Saya terbilang tidak pernah kecelakaan lalu linta, selain hari ini, tepatnya pada 14 Oktober 2024, sekitar pukul 10:20 WIB. Saya tidak punya dokumen apa-apa, selain ingata. Semestinya saya foto dulu, tapi itu tidak sempat saya lakukan karena kondisinya yang sulit.
Pagi itu,
seperti biasa saya menemani dua anakku bangun, mandi, sarapan dan siap-siap
bersekolah. Saya memang membiarkan mereka bangun sesuai waktu biologisnya. Anak-anak
kadang bangun pukul 7 atau bahkan pernah sampai pukul 8. Bagi saya mereka masih
butuh menikmati jam tidur, memaksimalkan mereka bermain juga. Urusan belajar,
dalam hal ini terkait sekolah, bagi saya adalah sekunder. Tetapi belajar
tentang hidup adalah yang utama.
Pendidikan yang
saya tekankan adalah pendidikan kehidupan; bagaimana mereka mengenal, mempelajari,
berpikir dan menerima kehidupan sebagai hal-hal yang riil di depan mereka.
Setelah mandi
pagi dan sarapan, saya bersiap-siap membawa Ef dan Mosada dengan motor, kendaraan
andalan yang sering saya pakai karena lebih cepat, luwes dan tidak bingung soal
parki jika butuh ke mana-mana untuk urusan kerja.
Berangkat
dari rumah, seperti biasa, kami bercerita tentang apa saja.
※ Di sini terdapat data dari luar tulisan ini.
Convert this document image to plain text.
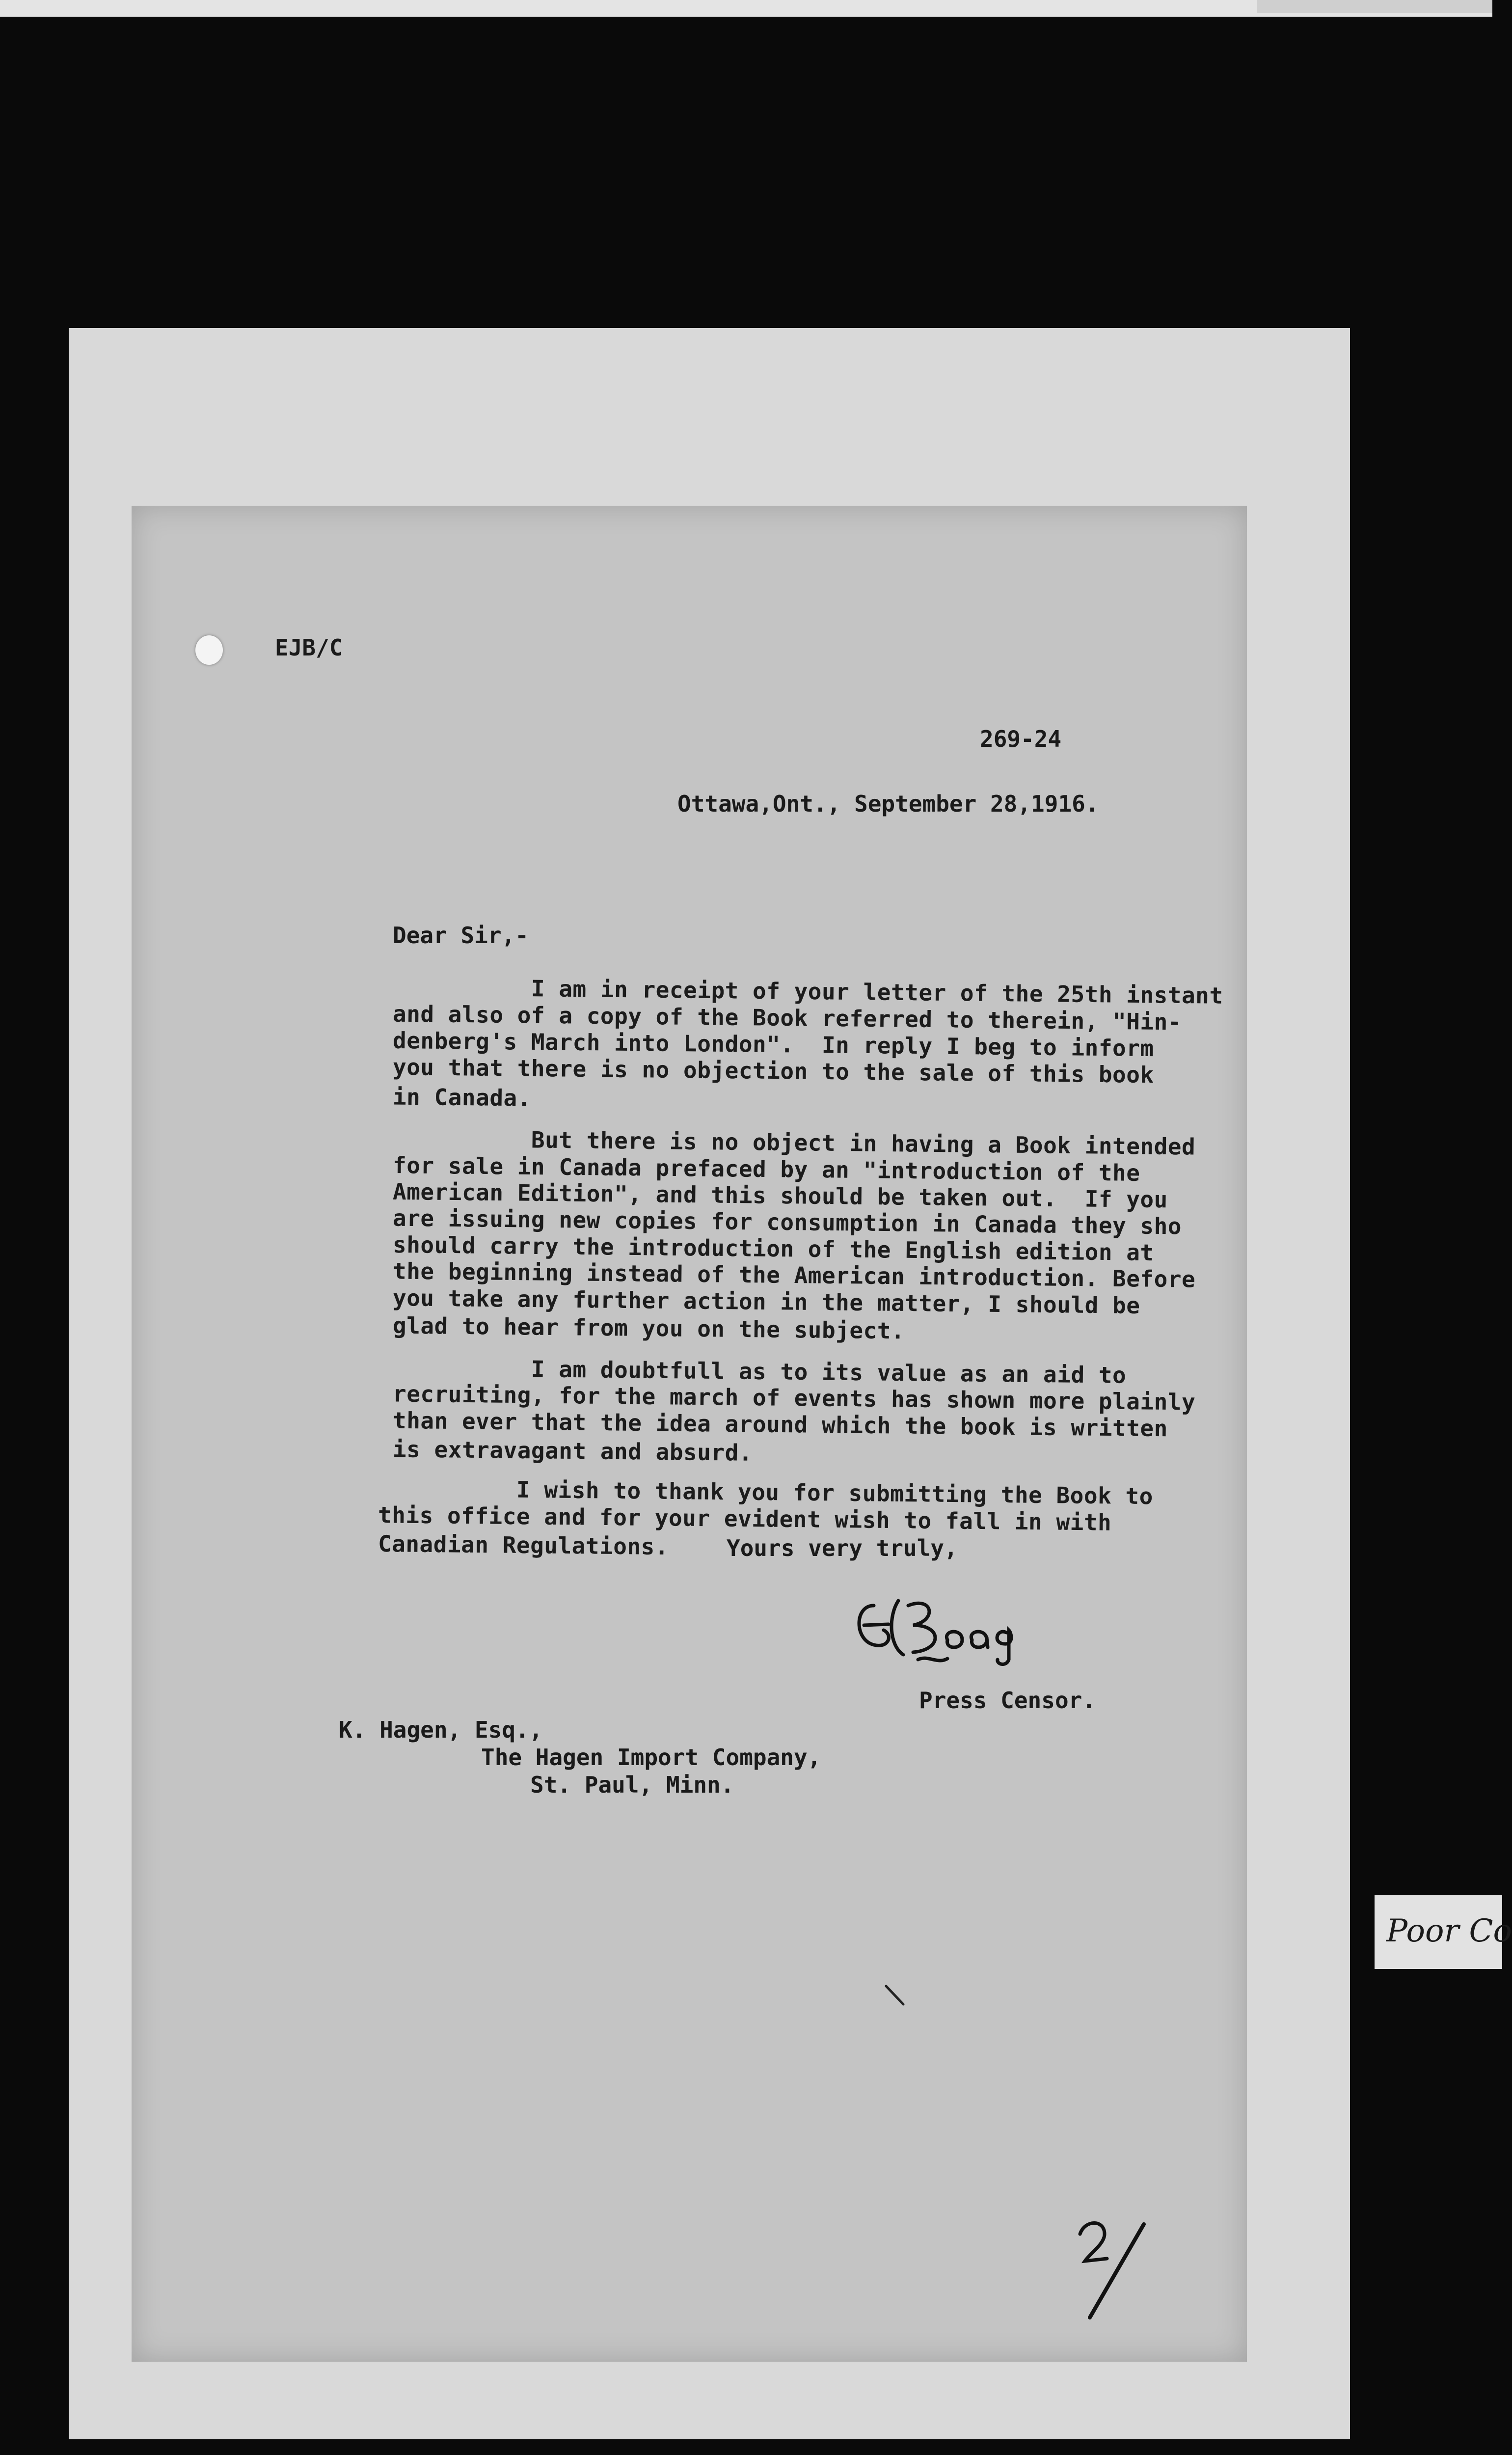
EJB/C
269-24
Ottawa,Ont., September 28,1916.
Dear Sir,-
I am in receipt of your letter of the 25th instant
and also of a copy of the Book referred to therein, "Hin-
denberg's March into London".  In reply I beg to inform
you that there is no objection to the sale of this book
in Canada.
But there is no object in having a Book intended
for sale in Canada prefaced by an "introduction of the
American Edition", and this should be taken out.  If you
are issuing new copies for consumption in Canada they sho
should carry the introduction of the English edition at
the beginning instead of the American introduction. Before
you take any further action in the matter, I should be
glad to hear from you on the subject.
I am doubtfull as to its value as an aid to
recruiting, for the march of events has shown more plainly
than ever that the idea around which the book is written
is extravagant and absurd.
I wish to thank you for submitting the Book to
this office and for your evident wish to fall in with
Canadian Regulations.	Yours very truly,
Press Censor.
K. Hagen, Esq.,
The Hagen Import Company,
St. Paul, Minn.
Poor Co
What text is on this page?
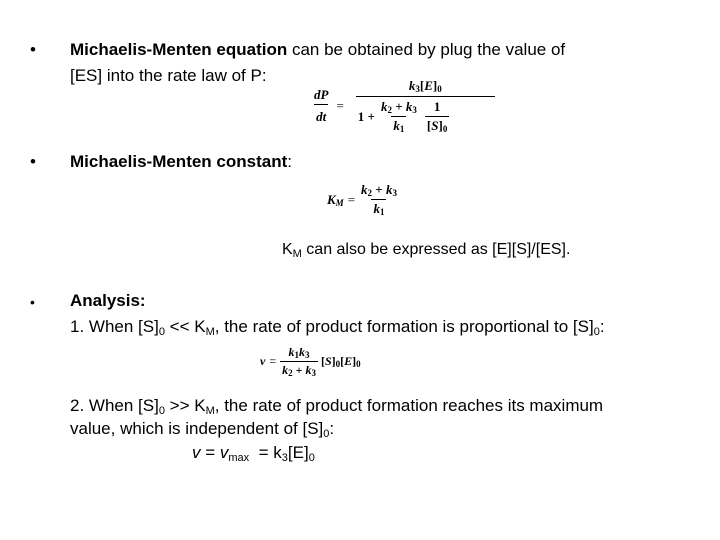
• Michaelis-Menten equation can be obtained by plug the value of
[ES] into the rate law of P:
$\frac{dP}{dt}$ =
$k_3[E]_0$
$1 + \frac{k_2 + k_3}{k_1} \frac{1}{[S]_0}$
• Michaelis-Menten constant:
$K_M = \frac{k_2 + k_3}{k_1}$
$K_M$ can also be expressed as [E][S]/[ES].
• Analysis:
1. When $[S]_0 << K_M$, the rate of product formation is proportional to $[S]_0$:
$v = \frac{k_1k_3}{k_2 + k_3} [S]_0[E]_0$
2. When $[S]_0 >> K_M$, the rate of product formation reaches its maximum
value, which is independent of $[S]_0$:
$v = v_{max} = k_3[E]_0$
Tak jarang juga
masih mampir di tengah jalan—entah lihat sapi, orang kerja di sawah, atau
peristiwa apapun dalam kehidupan ini.
Ini bisa
dibilang kecelakaan pertama saya dengan motor. Saya biasa melewati ringroad di
dekat kampus UAD dan putar balik di situ. Pagi itu, mungkin bisa jadi alasan,
saya masih mengantuk sebenarnya. Maklum, saya baru bisa tidur jam 2-an karena
harus memastikan si bungsu Mosada tidur. Jika dia belum tidur, saya tidak
memejamkan mata. Dan pagi sebelum jam 6 saya sudah harus bangun. Kadang lanjut
tidur sampai jam 7 menemani mereka juga. Tapi pagi itu tidak. Karena saya masih
WA-an dengan istri ada beberapa hal yang harus dibereskan.
Ya, akhir-akhir
ini saya memang banyak pikiran. Maklum akhir tahun, ada beberapa projek dan
kerjaan harus beres. Selain itu, istri juga sedang merancang beberapa rencana
yang juga menguras pikiran.
Saya tidak
melamun, tentu saja. Tapi mungkin jangkauan mata agak terbatas. Tepat ketika
putar balik, saya melewati tumpahan kalau bukan oli ya solar di atas aspal. Karena
reflek, ada ketidakseimbangan antara rem depan dan tubuh kami.
Akhirnya kami
jatuh, dalam kondisi pelan tentu saja. Yang saya rangkul pertama adalah si bungsu
Mosada, memastikan anak 3 tahun itu tidak apa-apa. Alhamdulilah tidak apa-apa. Hanya
Ef sedikit lecet di lututnya. Saya sendiri mengalami urat terkilir di
pergelangan tangan. Nyeri. Selebihnya aman.
Satu hal
sebagai lesson-learned adalah tentang teriakan Mosada ketika mau dibantu
diangkat oleh mbak-mbak yang menghampiri kami. Dia ketakutan—antara terkejut
dan takut dengan orang asing. Saya pastikan mereka berdua menepi.
Setelah motor
berdiri dan saya mengembalikan mereka ke posisi, saya bilang ke mereka, “ini namanya
kecelakaan, Nak. Kalian sudah merasakannya. Tapi syukur tidak parah dan
berbahaya. Maafkan Babah, ya,” sembari saya memeluk mereka.
Tulisan ini agar kelak menjadi pengingat bagi mereka tentang kehidupan kita begini.